Le 1er mars 2019, une restructuration profonde du domaine de l’asile est entrée en vigueur. Son objectif principal était d’accélérer les procédures, ce qui devait être réalisé en centralisant l’hébergement des demandeurs d’asile dans de grands centres fédéraux et en raccourcissant tous les délais de procédure. Pour garantir l’État de droit, des représentant-e‑s juridiques financé-e‑s par l’État (aussi appelé-e‑s « protection juridique ») ont été mis-e‑s en place pour assurer la représentation juridique de toutes les personnes en demande d’asile. La Coalition des juristes indépendant-e‑s dresse ici un bilan de la première année de mise en œuvre sur la base d’une évaluation qualitative et quantitative tant de ses propres données que de statistiques accessibles au public. L’ODAE-Suisse est membre de la Coalition.

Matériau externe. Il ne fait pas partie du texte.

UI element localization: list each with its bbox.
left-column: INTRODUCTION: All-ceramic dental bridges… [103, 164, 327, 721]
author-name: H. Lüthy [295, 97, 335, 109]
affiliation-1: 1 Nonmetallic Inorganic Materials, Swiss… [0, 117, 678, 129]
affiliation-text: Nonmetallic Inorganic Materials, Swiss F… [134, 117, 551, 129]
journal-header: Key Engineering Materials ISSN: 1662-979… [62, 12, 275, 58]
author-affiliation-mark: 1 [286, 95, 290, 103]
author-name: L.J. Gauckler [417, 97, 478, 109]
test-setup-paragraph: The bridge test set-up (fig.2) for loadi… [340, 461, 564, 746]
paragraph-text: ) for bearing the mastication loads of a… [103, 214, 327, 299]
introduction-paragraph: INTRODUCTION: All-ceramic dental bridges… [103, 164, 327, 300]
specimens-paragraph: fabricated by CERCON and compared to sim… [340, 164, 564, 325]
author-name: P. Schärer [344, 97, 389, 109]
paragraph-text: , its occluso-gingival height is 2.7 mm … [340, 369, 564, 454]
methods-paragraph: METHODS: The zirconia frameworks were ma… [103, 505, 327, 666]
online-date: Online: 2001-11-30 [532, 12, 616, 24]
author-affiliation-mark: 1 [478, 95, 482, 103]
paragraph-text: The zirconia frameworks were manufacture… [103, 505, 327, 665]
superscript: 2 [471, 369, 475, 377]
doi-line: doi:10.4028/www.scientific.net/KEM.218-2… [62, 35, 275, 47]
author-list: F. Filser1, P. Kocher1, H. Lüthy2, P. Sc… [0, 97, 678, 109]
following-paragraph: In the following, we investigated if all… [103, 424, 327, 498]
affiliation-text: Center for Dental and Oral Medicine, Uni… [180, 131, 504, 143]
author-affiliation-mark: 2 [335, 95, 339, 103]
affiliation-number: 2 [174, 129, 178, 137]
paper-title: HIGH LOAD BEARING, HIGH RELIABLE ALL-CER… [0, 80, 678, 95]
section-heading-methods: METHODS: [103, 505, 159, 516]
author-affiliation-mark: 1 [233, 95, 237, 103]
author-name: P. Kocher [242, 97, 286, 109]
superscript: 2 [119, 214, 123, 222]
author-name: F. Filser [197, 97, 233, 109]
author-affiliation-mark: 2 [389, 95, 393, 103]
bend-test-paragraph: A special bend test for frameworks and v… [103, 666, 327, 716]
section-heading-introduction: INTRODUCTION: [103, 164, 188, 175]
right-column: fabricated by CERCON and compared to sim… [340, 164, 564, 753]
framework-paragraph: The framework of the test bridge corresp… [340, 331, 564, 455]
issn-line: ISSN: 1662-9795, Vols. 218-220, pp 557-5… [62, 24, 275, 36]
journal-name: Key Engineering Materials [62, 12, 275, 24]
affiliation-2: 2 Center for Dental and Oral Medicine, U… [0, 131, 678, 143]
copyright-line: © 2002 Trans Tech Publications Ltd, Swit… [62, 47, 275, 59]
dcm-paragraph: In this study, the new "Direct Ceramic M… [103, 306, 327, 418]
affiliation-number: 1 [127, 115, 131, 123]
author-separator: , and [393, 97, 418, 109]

Dans un réportage dans la Tagesschau du 7 octobre 2020, Noémi Weber, secrétaire générale de l’ODAE-Suisse, s’exprime de manière critique sur la nouvelle procédure d’asile. Aldo Brina du Centre social protestant Genève et membre de la Coalition, prend également position sur le sujet dans l’actualité de la RTS du 7 octobre 2020. Par ailleurs, le Temps («Le système d’asile suisse de nouveau remis en question» du 7 octobre 2020), la WOZ (article «Amtlich bewilligte Pfuscherei» du 8 octobre 2020) et Watson («Beschleunigte Asylverfahren erneut in der Kritik», 8 octobre 2020) reprennent le sujet.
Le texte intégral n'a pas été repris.